# Chief Ladiga Trail



## JHud51 (Jun 27, 2005)

Does anyone know the status of the construction to the Georgia line? It was supposed to be finished by August 2007.


----------



## zyzbot (Feb 3, 2004)

Xxxxxx.


----------



## Rickyracer (Sep 28, 2006)

yep, I read the same thing. I believe it's complete.


----------



## JHud51 (Jun 27, 2005)

Has anyone here ridden the entire length yet?


----------



## dawg (Mar 13, 2002)

*more info*

This is an email I received in April 2007 which anticiapted that it would be done by this month:

"As of mid April, the contractor (Strain) is continuing to grade and compact the surface of the unpaved eastern section (4.5 miles). They are out there in full force every day this week. With any luck the pavement process will start in three to four weeks and be completed in mid to late May. 
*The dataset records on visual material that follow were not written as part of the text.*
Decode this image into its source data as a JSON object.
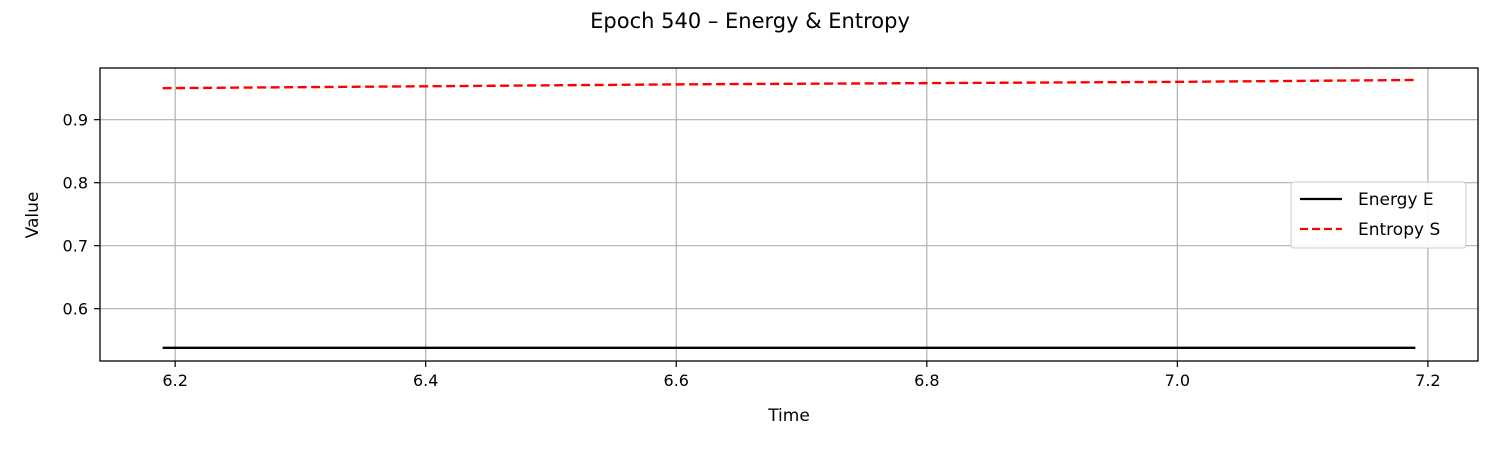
{
  "chart_data": {
    "type": "line",
    "title": "Epoch 540 – Energy & Entropy",
    "xlabel": "Time",
    "ylabel": "Value",
    "xlim": [
      6.14,
      7.24
    ],
    "ylim": [
      0.517,
      0.982
    ],
    "xticks": [
      6.2,
      6.4,
      6.6,
      6.8,
      7.0,
      7.2
    ],
    "xtick_labels": [
      "6.2",
      "6.4",
      "6.6",
      "6.8",
      "7.0",
      "7.2"
    ],
    "yticks": [
      0.6,
      0.7,
      0.8,
      0.9
    ],
    "ytick_labels": [
      "0.6",
      "0.7",
      "0.8",
      "0.9"
    ],
    "grid": true,
    "legend_position": "center-right",
    "series": [
      {
        "name": "Energy E",
        "color": "#000000",
        "style": "solid",
        "x": [
          6.19,
          6.4,
          6.6,
          6.8,
          7.0,
          7.19
        ],
        "y": [
          0.538,
          0.538,
          0.538,
          0.538,
          0.538,
          0.538
        ]
      },
      {
        "name": "Entropy S",
        "color": "#ff0000",
        "style": "dashed",
        "x": [
          6.19,
          6.4,
          6.6,
          6.8,
          7.0,
          7.19
        ],
        "y": [
          0.95,
          0.953,
          0.956,
          0.958,
          0.96,
          0.963
        ]
      }
    ]
  }
}
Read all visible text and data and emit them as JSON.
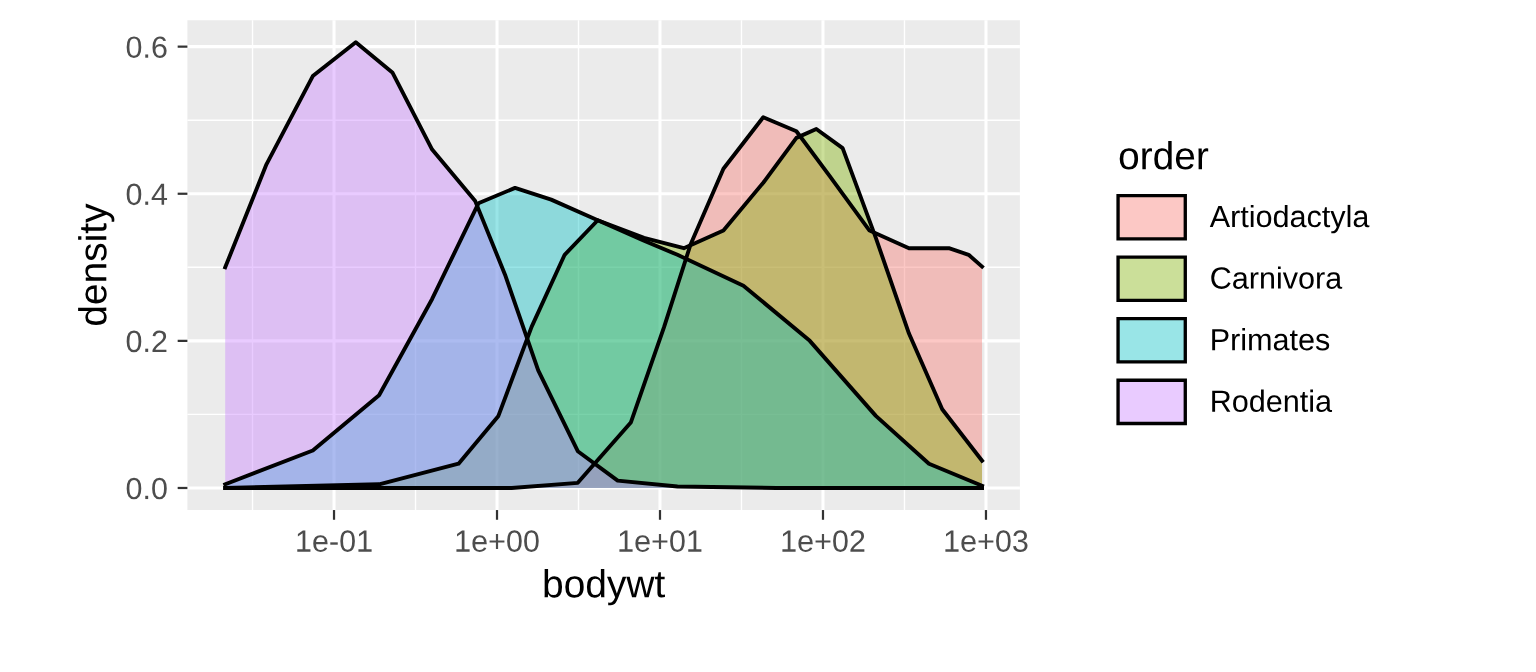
{
  "chart_data": {
    "type": "area",
    "xlabel": "bodywt",
    "ylabel": "density",
    "legend_title": "order",
    "log": "x",
    "grid": true,
    "legend": "right",
    "xlim": [
      0.0126,
      1615
    ],
    "xticks": [
      {
        "value": 0.1,
        "label": "1e-01"
      },
      {
        "value": 1,
        "label": "1e+00"
      },
      {
        "value": 10,
        "label": "1e+01"
      },
      {
        "value": 100,
        "label": "1e+02"
      },
      {
        "value": 1000,
        "label": "1e+03"
      }
    ],
    "ylim": [
      -0.03,
      0.636
    ],
    "yticks": [
      {
        "value": 0,
        "label": "0.0"
      },
      {
        "value": 0.2,
        "label": "0.2"
      },
      {
        "value": 0.4,
        "label": "0.4"
      },
      {
        "value": 0.6,
        "label": "0.6"
      }
    ],
    "series": [
      {
        "name": "Artiodactyla",
        "color": "#f8766d",
        "x": [
          0.0215,
          1.23,
          3.13,
          6.62,
          10.6,
          15.4,
          24.5,
          43,
          68.7,
          110,
          193,
          337,
          592,
          783,
          946
        ],
        "values": [
          0,
          0,
          0.007,
          0.089,
          0.219,
          0.331,
          0.434,
          0.504,
          0.485,
          0.424,
          0.35,
          0.326,
          0.326,
          0.317,
          0.301
        ]
      },
      {
        "name": "Carnivora",
        "color": "#7cae00",
        "x": [
          0.0215,
          0.189,
          0.581,
          1.02,
          1.63,
          2.6,
          4.15,
          7.98,
          14,
          24.5,
          43,
          68.7,
          91,
          132,
          211,
          337,
          539,
          946
        ],
        "values": [
          0,
          0.005,
          0.033,
          0.098,
          0.219,
          0.317,
          0.364,
          0.34,
          0.326,
          0.35,
          0.415,
          0.476,
          0.488,
          0.462,
          0.34,
          0.21,
          0.107,
          0.037
        ]
      },
      {
        "name": "Primates",
        "color": "#00bfc4",
        "x": [
          0.0215,
          0.0741,
          0.189,
          0.4,
          0.769,
          1.29,
          2.15,
          4.15,
          7.98,
          12.8,
          32.5,
          83,
          211,
          447,
          946
        ],
        "values": [
          0.005,
          0.051,
          0.126,
          0.257,
          0.387,
          0.408,
          0.392,
          0.364,
          0.336,
          0.317,
          0.275,
          0.2,
          0.098,
          0.033,
          0.003
        ]
      },
      {
        "name": "Rodentia",
        "color": "#c77cff",
        "x": [
          0.0215,
          0.0385,
          0.0741,
          0.136,
          0.228,
          0.4,
          0.735,
          1.12,
          1.79,
          3.13,
          5.5,
          12.8,
          51.9,
          946
        ],
        "values": [
          0.3,
          0.44,
          0.56,
          0.606,
          0.565,
          0.46,
          0.39,
          0.29,
          0.16,
          0.05,
          0.01,
          0.002,
          0,
          0
        ]
      }
    ]
  }
}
In the meanwhile, the unpaved west section (4 miles) is waiting for its “Preconstruction Conference” with the Alabama Department of Transportation (AlaDOT). That should occur in late April so that actual construction would begin in the July-August timeframe. With these tentative dates in mind, it seems probable that an actual ribbon cutting to connect Alabama’s Chief Ladiga to Georgia’s Silver Comet will take place in September 2007."


----------